2011 was far from all bad: the progressives seemed to be in general disorganised retreat, some entertaining young, free-thinking columnists made an appearance, Murdoch was stopped in his slimy tracks, the EU began to fall apart, Gadaffi was slaughtered, and some early signs that the bankers won’t get away with it entirely were evident. But Hackgate has started to be divisive along political lines, the Americans left yet another country in disarray after becoming bored with cops and robbers, and both Camerlot and the Ed Miller Band remained utterly bereft of common sense, creativity or wit. The only truly enjoyable part of politics this year has been watching Ed Balls, Nick Clegg and Nicolas Sarkozy suffering a degree of discomfiture. The worst bit was realising that, very probably, Dave will stay in position, largely because there simply isn’t anyone else. The same sad truth applies to Obama, Netanyahu, and the unspeakably ghastly Julia Gillard.
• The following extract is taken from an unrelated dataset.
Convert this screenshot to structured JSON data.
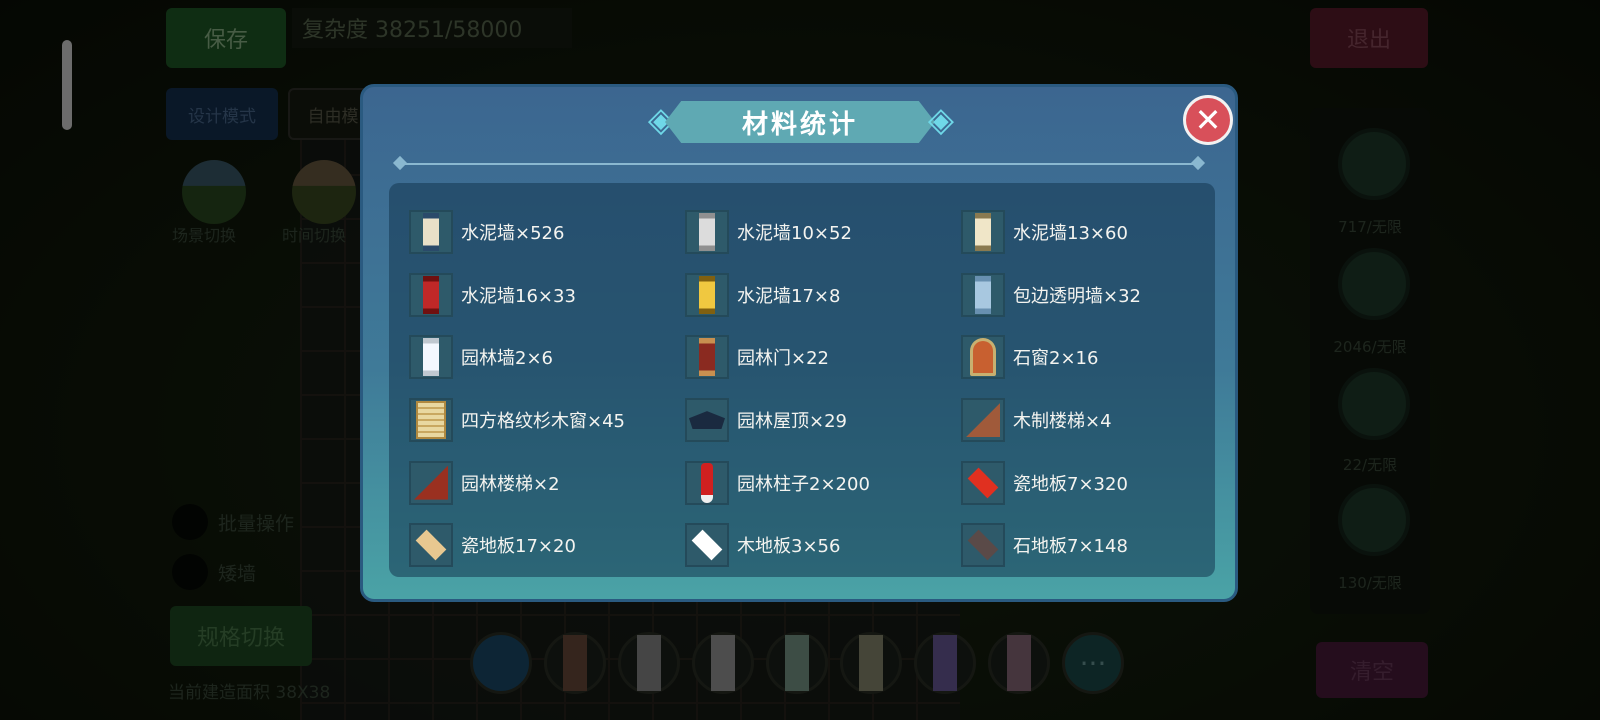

Tonight here in the wet and cloudy Alps, we have fireworks. In Sydney eight hours ago, they spent £4m on fireworks. There is only so much staring at the sky and going ‘oooo’ that I can bear: I lost most of my interest in fireworks after the age of twelve, and then had my remaining passion for them extinguished once the HSE started to put 40 foot barbed wire round every display, and hiring 8000 stewards for every sparkler.
And talking of putting things out, our fire extinguishers in the chalet here labour under the brand name ‘Spit’. Quite appropriate that, really: on the whole, 2011 was the sort of year you could spit on and douse almost entirely. 2012, I fancy, is going to be considerably more inflammable.
Whatever happens, Happy New Year – and many thanks as ever for your lively debates and loyalty this year.